Without denying that the result to which they looked with so much
apprehension is in the way of being realized, it is obvious that they
did not clearly see the mode of its accomplishment. The General
Government has seized upon none of the reserved rights of the States. As
far as any open warfare may have gone, the State authorities have amply
maintained their rights. To a casual observer our system presents no
appearance of discord between the different members which compose it.
Even the addition of many new ones has produced no jarring. They move in
their respective orbits in perfect harmony with the central head and
with each other. But there is still an undercurrent at work by which, if
not seasonably checked, the worst apprehensions of our anti-federal
patriots will be realized, and not only will the State authorities be
overshadowed by the great increase of power in the executive department
of the General Government, but the character of that Government, if not
its designation, be essentially and radically changed. This state of
things has been in part effected by causes inherent in the Constitution
and in part by the never-failing tendency of political power to increase
itself. By making the President the sole distributer of all the
patronage of the Government the framers of the Constitution do not
appear to have anticipated at how short a period it would become a
formidable instrument to control the free operations of the State
governments. Of trifling importance at first, it had early in Mr.
Jefferson's Administration become so powerful as to create great alarm
in the mind of that patriot from the potent influence it might exert in
controlling the freedom of the elective franchise.
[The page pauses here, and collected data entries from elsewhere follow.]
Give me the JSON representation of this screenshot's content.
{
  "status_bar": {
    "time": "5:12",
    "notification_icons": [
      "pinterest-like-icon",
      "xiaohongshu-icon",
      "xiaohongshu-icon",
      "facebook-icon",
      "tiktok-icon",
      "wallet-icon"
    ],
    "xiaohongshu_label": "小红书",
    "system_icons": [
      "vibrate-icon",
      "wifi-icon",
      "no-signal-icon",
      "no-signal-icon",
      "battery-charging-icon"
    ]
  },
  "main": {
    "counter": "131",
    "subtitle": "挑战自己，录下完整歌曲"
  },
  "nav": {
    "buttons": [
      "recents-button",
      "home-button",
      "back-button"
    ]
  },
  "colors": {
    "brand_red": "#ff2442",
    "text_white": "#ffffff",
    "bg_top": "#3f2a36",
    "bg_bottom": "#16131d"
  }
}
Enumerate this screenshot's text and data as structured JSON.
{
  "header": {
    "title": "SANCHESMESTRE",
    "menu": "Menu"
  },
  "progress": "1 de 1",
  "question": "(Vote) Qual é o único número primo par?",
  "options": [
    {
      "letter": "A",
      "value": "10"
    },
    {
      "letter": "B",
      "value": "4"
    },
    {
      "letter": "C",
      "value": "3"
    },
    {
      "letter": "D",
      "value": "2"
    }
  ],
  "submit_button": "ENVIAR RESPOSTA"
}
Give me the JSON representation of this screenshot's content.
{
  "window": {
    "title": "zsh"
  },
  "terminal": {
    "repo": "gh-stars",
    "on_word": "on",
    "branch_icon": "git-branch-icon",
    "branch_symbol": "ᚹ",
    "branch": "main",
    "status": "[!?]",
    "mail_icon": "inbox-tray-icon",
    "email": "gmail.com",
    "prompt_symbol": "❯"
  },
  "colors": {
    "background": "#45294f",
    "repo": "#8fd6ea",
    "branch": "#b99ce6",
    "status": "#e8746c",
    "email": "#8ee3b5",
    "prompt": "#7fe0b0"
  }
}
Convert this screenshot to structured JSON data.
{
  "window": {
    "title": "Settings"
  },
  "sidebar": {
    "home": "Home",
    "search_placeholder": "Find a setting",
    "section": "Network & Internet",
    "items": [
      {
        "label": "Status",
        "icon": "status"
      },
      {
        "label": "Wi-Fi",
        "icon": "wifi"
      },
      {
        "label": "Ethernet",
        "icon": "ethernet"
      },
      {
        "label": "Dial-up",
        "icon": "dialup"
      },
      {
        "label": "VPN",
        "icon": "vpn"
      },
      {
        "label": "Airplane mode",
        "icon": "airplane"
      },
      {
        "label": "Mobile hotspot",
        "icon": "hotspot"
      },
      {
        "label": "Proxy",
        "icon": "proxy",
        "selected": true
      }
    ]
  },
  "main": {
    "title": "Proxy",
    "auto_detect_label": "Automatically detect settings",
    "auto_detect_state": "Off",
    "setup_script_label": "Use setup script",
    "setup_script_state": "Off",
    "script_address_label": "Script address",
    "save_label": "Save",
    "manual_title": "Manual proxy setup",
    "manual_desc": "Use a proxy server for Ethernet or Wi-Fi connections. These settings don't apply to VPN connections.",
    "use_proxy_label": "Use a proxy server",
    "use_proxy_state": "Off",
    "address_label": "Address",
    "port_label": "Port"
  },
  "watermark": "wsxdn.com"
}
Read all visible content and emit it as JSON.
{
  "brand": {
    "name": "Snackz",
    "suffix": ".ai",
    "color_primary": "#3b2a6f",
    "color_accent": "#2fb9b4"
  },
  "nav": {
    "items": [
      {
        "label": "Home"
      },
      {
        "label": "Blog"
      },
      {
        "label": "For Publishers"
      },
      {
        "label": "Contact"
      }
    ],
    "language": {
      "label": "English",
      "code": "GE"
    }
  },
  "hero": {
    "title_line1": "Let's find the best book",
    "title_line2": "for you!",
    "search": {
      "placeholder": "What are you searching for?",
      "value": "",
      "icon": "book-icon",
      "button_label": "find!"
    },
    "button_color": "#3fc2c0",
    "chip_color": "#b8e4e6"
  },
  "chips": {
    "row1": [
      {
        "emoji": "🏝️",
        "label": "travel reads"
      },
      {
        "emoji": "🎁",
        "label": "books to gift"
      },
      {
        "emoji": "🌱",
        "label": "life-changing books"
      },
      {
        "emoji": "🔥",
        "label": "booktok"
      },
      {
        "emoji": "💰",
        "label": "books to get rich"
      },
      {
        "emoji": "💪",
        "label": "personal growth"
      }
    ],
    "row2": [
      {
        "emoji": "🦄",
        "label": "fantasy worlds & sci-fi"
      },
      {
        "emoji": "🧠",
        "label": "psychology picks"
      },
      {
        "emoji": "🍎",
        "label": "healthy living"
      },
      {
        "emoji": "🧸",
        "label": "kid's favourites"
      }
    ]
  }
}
If such could have
then been the effects of its influence, how much greater must be the
danger at this time, quadrupled in amount as it certainly is and more
completely under the control of the Executive will than their
construction of their powers allowed or the forbearing characters of all
the early Presidents permitted them to make. But it is not by the extent
of its patronage alone that the executive department has become
dangerous, but by the use which it appears may be made of the appointing
power to bring under its control the whole revenues of the country. The
Constitution has declared it to be the duty of the President to see that
the laws are executed, and it makes him the Commander in Chief of the
Armies and Navy of the United States. If the opinion of the most
approved writers upon that species of mixed government which in modern
Europe is termed _monarchy_ in contradistinction to _despotism_
is correct, there was wanting no other addition to the powers of our
Chief Magistrate to stamp a monarchical character on our Government
but the control of the public finances; and to me it appears strange
indeed that anyone should doubt that the entire control which the
President possesses over the officers who have the custody of the
public money, by the power of removal with or without cause, does, for
all mischievous purposes at least, virtually subject the treasure also
to his disposal. The first Roman Emperor, in his attempt to seize the
sacred treasure, silenced the opposition of the officer to whose charge
it had been committed by a significant allusion to his sword. By a
selection of political instruments for the care of the public money a
reference to their commissions by a President would be quite as
effectual an argument as that of Caesar to the Roman knight. I am not
insensible of the great difficulty that exists in drawing a proper plan
for the safe-keeping and disbursement of the public revenues, and I know
the importance which has been attached by men of great abilities and
patriotism to the divorce, as it is called, of the Treasury from the
banking institutions. It is not the divorce which is complained of, but
the unhallowed union of the Treasury with the executive department,
which has created such extensive alarm. To this danger to our republican
institutions and that created by the influence given to the Executive
through the instrumentality of the Federal officers I propose to apply
all the remedies which may be at my command. It was certainly a great
error in the framers of the Constitution not to have made the officer at
the head of the Treasury Department entirely independent of the
Executive. He should at least have been removable only upon the demand
of the popular branch of the Legislature. I have determined never to
remove a Secretary of the Treasury without communicating all the
circumstances attending such removal to both Houses of Congress.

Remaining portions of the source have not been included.